Horizontal and vertical exoplanet thermal structure from a JWST spectroscopic eclipse map

TL;DR

This study presents a multi-dimensional spectroscopic eclipse map of the ultra-hot Jupiter WASP-18b using JWST, revealing detailed thermal structures and challenging existing models of atmospheric temperature gradients.

Contribution

First to produce a spectroscopic eclipse map resolving the atmosphere in multiple dimensions, providing new insights into exoplanet thermal structures and atmospheric composition.

Findings

Weaker longitudinal temperature gradients than predicted by models.

Identification of a hot spot and a cooler ring with distinct thermal properties.

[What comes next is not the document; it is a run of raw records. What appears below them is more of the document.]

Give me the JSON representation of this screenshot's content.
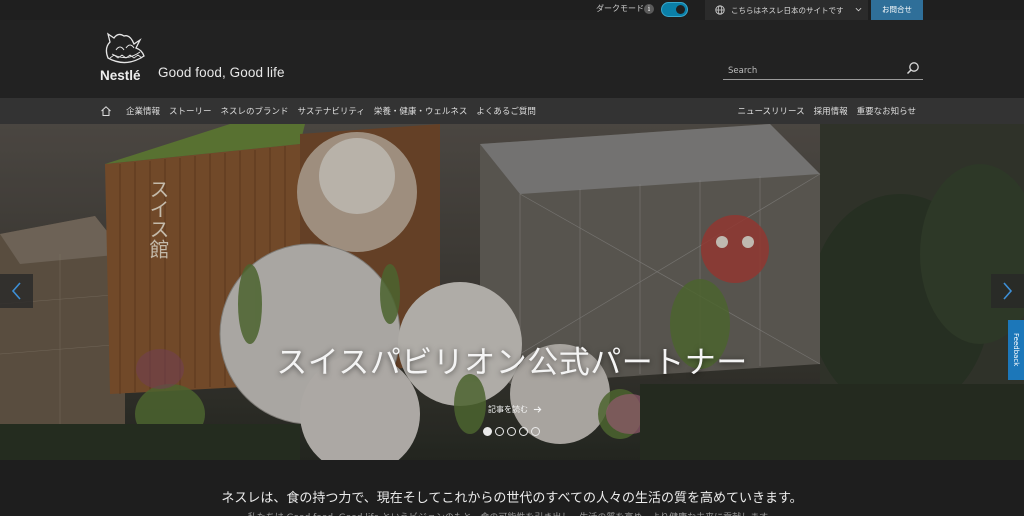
{
  "utility": {
    "dark_mode_label": "ダークモード",
    "info_icon": "i",
    "site_select_label": "こちらはネスレ日本のサイトです",
    "contact_label": "お問合せ"
  },
  "header": {
    "brand": "Nestlé",
    "tagline": "Good food, Good life",
    "search_placeholder": "Search"
  },
  "nav": {
    "left_items": [
      "企業情報",
      "ストーリー",
      "ネスレのブランド",
      "サステナビリティ",
      "栄養・健康・ウェルネス",
      "よくあるご質問"
    ],
    "right_items": [
      "ニュースリリース",
      "採用情報",
      "重要なお知らせ"
    ]
  },
  "hero": {
    "title": "スイスパビリオン公式パートナー",
    "read_more": "記事を読む",
    "building_sign": "スイス館",
    "slide_count": 5,
    "active_slide": 1
  },
  "feedback_label": "Feedback",
  "mission": {
    "headline": "ネスレは、食の持つ力で、現在そしてこれからの世代のすべての人々の生活の質を高めていきます。",
    "subtext": "私たちは Good food, Good life というビジョンのもと、食の可能性を引き出し、生活の質を高め、より健康な未来に貢献します。"
  },
  "colors": {
    "toggle": "#0a7fa8",
    "contact_bg": "#2f6f99",
    "feedback_bg": "#1c77b9",
    "nav_bg": "#333333",
    "header_bg": "#222222"
  }
}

Confirmation of theoretical predictions about thermal inversion and water abundance.

Abstract

Highly-irradiated giant exoplanets known as "ultra-hot Jupiters" are anticipated to exhibit large variations of atmospheric temperature and chemistry as a function of longitude, latitude, and altitude. Previous observations have hinted at these variations, but the existing data have been fundamentally restricted to probing hemisphere-integrated spectra, thereby providing only coarse information on atmospheric gradients. Here we present a spectroscopic eclipse map of an extrasolar planet, resolving the atmosphere in multiple dimensions simultaneously. We analyze a secondary eclipse of the ultra-hot Jupiter WASP-18b observed with the NIRISS instrument on JWST. The mapping reveals weaker longitudinal temperature gradients than were predicted by theoretical models, indicating the importance of hydrogen dissociation and/or nightside clouds in shaping global thermal emission. Additionally, we identify two thermally distinct regions of the planet's atmosphere: a "hotspot" surrounding the substellar point and a "ring" near the dayside limbs. The hotspot region shows a strongly inverted thermal structure due to the presence of optical absorbers and a water abundance marginally lower than the hemispheric average, in accordance with theoretical predictions. The ring region shows colder temperatures and poorly constrained chemical abundances. Similar future analyses will reveal three-dimensional thermal, chemical, and dynamical properties of a broad range of exoplanet atmospheres.